O brasiliense que precisar de atendimento ambulatorial pela primeira vez no Hospital São Vicente de Paulo, em Taguatinga, só conseguirá marcar a consulta para 2008. Isso, se conseguir agendar o atendimento. A triste realidade foi comprovada nesta segunda-feira (20) pela Comissão de Direitos Humanos da OAB/DF, que realizou uma inspeção no hospital, o único da rede pública do Distrito Federal destinado a pacientes com distúrbios mentais.

O objetivo da visita foi verificar as condições oferecidas às pessoas que sofrem de algum tipo de transtorno psíquico, em menor ou maior gravidade. A principal constatação é de que a rede de saúde mental do DF não possui estrutura para atender a demanda. Municípios do Entorno, tanto de Goiás como da Bahia e de Minas Gerais, sobrecarregam o atendimento. Além disso, o São Vicente de Paulo carece de infra-estrutura, recursos humanos e material hospitalar de qualidade.

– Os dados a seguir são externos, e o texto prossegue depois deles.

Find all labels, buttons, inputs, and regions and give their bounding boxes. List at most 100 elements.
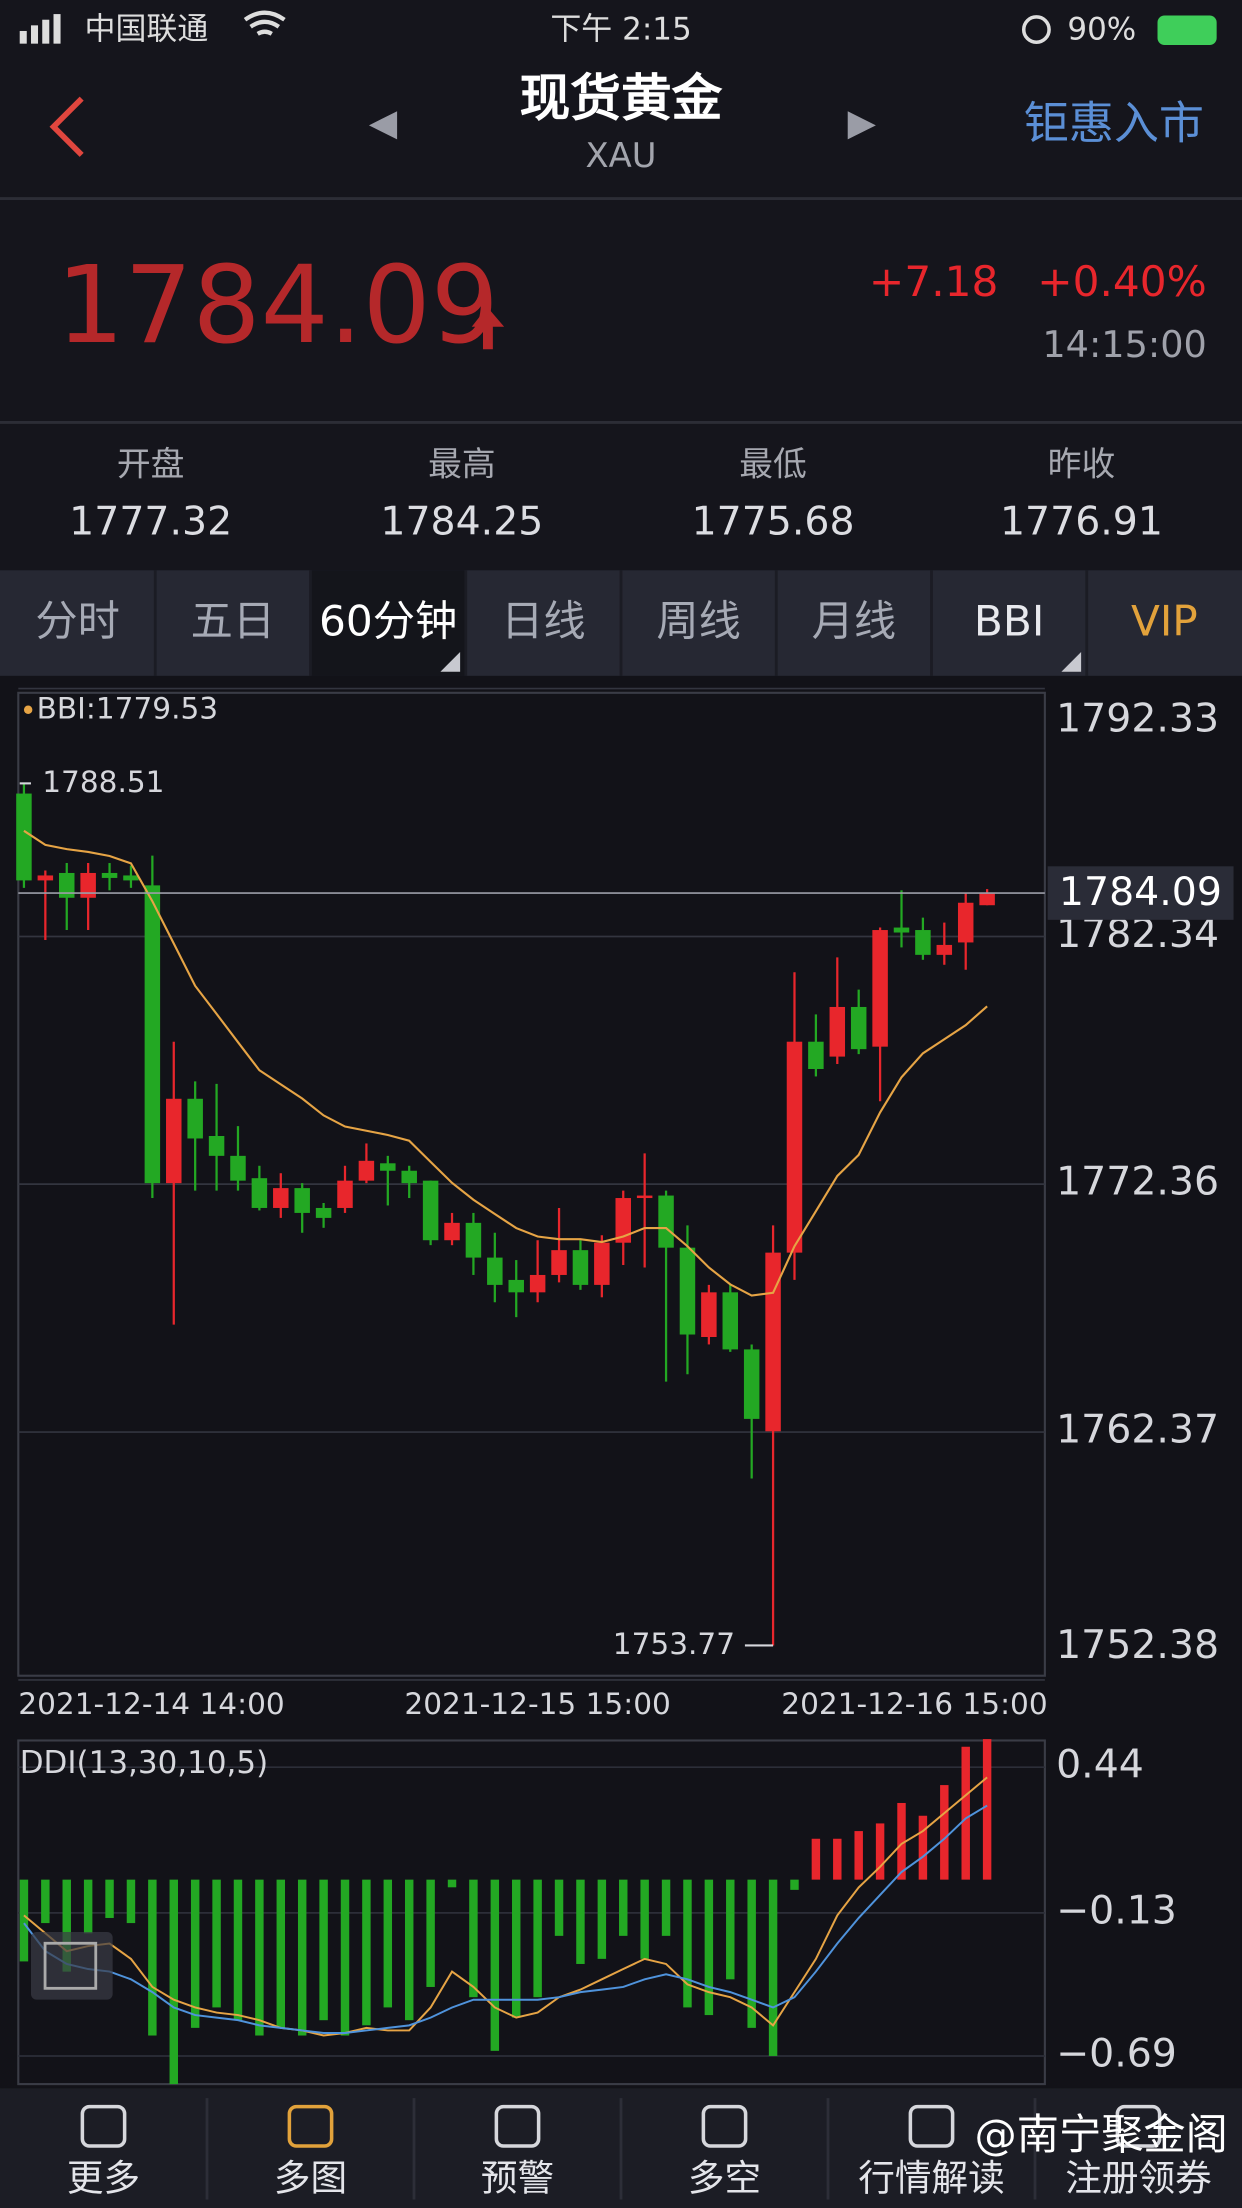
toolbar-item[interactable]: 预警 [412,2098,554,2200]
x-tick-label: 2021-12-15 15:00 [404,1687,670,1721]
stat-value: 1775.68 [692,498,855,544]
toolbar-item[interactable]: 注册领券 [1033,2098,1212,2200]
watermark: @南宁聚金阁 [974,2110,1227,2159]
candle-body [701,1292,717,1337]
ddi-bar [875,1823,885,1880]
candle-body [444,1222,460,1241]
tab[interactable]: 五日 [153,570,275,676]
ddi-bar [19,1879,29,1962]
tab[interactable]: BBI [930,570,1082,676]
candle-body [230,1155,246,1181]
y-tick-label: −0.13 [1056,1887,1177,1933]
ddi-bar [897,1802,906,1880]
ddi-bar [576,1879,585,1964]
legend: BBI:1779.53 [37,691,218,725]
candle-body [101,872,118,878]
tab[interactable]: 周线 [619,570,741,676]
ddi-bar [512,1879,521,2018]
chart-background [0,675,1242,2089]
y-tick-label: 1762.37 [1056,1407,1219,1453]
x-tick-label: 2021-12-16 15:00 [781,1687,1047,1721]
clock: 下午 2:15 [550,11,691,47]
y-tick-label: 1792.33 [1056,695,1219,741]
tab-label: 日线 [501,596,585,645]
candle-body [358,1160,375,1181]
toolbar-label: 注册领券 [1065,2156,1211,2199]
ddi-bar [319,1879,328,2021]
ddi-bar [811,1838,821,1880]
back-button[interactable] [49,96,84,157]
candle-body [422,1180,439,1241]
charts: 1752.381762.371772.361782.341792.33BBI:1… [16,687,1234,2086]
toolbar-item[interactable]: 行情解读 [826,2098,1005,2200]
quote-time: 14:15:00 [1042,323,1206,366]
toolbar-item[interactable]: 更多 [67,2104,140,2200]
ddi-bar [704,1879,714,2016]
wifi-icon [243,10,286,36]
ddi-bar [340,1879,350,2036]
ddi-bar [447,1879,457,1888]
min-label: 1753.77 [613,1627,735,1661]
candle-body [594,1242,610,1285]
toolbar-label: 多图 [274,2156,347,2199]
toolbar-icon [80,2104,127,2148]
tab[interactable]: 月线 [774,570,896,676]
legend-value: 1779.53 [96,691,218,725]
header: 现货黄金 XAU 钜惠入市 [0,68,1242,200]
toggle-icon[interactable] [30,1932,113,2000]
ddi-bar [918,1815,928,1880]
ddi-bar [533,1879,542,1998]
tab[interactable]: 60分钟 [309,570,466,676]
tab[interactable]: 分时 [35,596,119,645]
toolbar: 更多 多图 预警 多空 行情解读 注册领券 [0,2088,1242,2208]
stats: 开盘 1777.32 最高 1784.25 最低 1775.68 昨收 1776.91 [69,445,1163,545]
candle-body [315,1207,332,1218]
tab-label: 分时 [35,596,119,645]
candle-body [615,1198,631,1243]
candle-body [658,1195,674,1248]
ddi-bar [426,1879,435,1987]
toolbar-item[interactable]: 多图 [205,2098,347,2200]
ddi-bar [169,1879,178,2085]
ddi-bar [190,1879,200,2028]
toolbar-icon [287,2104,334,2148]
candle-body [915,930,931,955]
tab[interactable]: VIP [1085,570,1198,676]
candle-body [144,885,161,1184]
toolbar-label: 行情解读 [858,2156,1004,2199]
candle-body [37,875,54,881]
tab-label: VIP [1131,596,1198,645]
signal-bar [30,25,39,44]
candle-body [979,893,995,906]
candle-body [487,1257,503,1285]
candle-body [337,1180,353,1208]
ddi-bar [276,1879,286,2028]
last-price-label: 1784.09 [1059,869,1222,915]
stat-label: 最高 [428,445,496,484]
candle-body [187,1098,203,1139]
prev-button[interactable] [368,111,398,140]
ddi-bar [940,1785,949,1880]
indicator-line [23,829,988,1297]
ddi-bar [404,1879,414,2021]
signal-bar [19,30,27,44]
candle-body [808,1041,824,1070]
toolbar-item[interactable]: 多空 [619,2098,761,2200]
next-button[interactable] [847,111,876,140]
ddi-line [23,1776,988,2037]
ddi-bar [62,1879,71,1972]
tab[interactable]: 日线 [464,570,586,676]
candle-body [508,1279,524,1293]
tab-label: 60分钟 [319,596,457,645]
change-percent: +0.40% [1037,257,1207,306]
candle-body [529,1274,546,1293]
carrier: 中国联通 [84,11,208,47]
x-tick-label: 2021-12-14 14:00 [18,1687,284,1721]
y-tick-label: 0.44 [1056,1742,1144,1788]
lock-icon [1021,15,1051,45]
max-label: 1788.51 [42,765,164,799]
promo-link[interactable]: 钜惠入市 [1024,97,1204,150]
ddi-bar [469,1879,478,1998]
legend-sep: : [86,691,96,725]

“A falta de marcação de consulta significa falta de atendimento médico”, diz o presidente da Comissão de Direitos Humanos da OAB/DF, Jomar Alves Moreno. “O cidadão não pode chegar aqui e receber a informação de que só será atendido no ano que vem”, completa. Segundo o diretor do hospital, Ricardo Lins, 15 mil pessoas por ano ficam sem receber atendimento no ambulatório. Sendo que quatro mil são atendidas todos os meses. “Falta estruturar a rede de saúde mental”, reconhece Lins.

Inspeção A inspeção da OAB/DF durou cerca de duas horas. A partir da visita, será elaborado um relatório sobre a situação do hospital. O documento será encaminhado para o governador do Distrito Federal, José Roberto Arruda, para o Secretário de Saúde, José Geraldo Maciel, e para o Ministério Público do DF. Essa não é a primeira vez que o hospital é inspecionado. Em novembro do ano passado, deputados distritais verificaram a situação de precariedade dos funcionários, que trabalhavam com guarda-chuvas abertos dentro do prédio em virtude de goteiras e alagamentos.

Em 25 de maio deste ano o governador anunciou a reforma do telhado da ala de internação. A colocação da nova cobertura deve custar R$ 660 mil e pretende abranger uma área de 3,3 mil metros quadrados. A unidade de saúde existe há 31 anos e possui cerca de 109 pacientes internos. Entre os membros da Comissão de Direitos Humanos da OAB/DF estavam presentes: Jomar Alves Moreno, Olavo Viana, Elaine Starling, Antonio Rosa e Alessandro Tertuliano.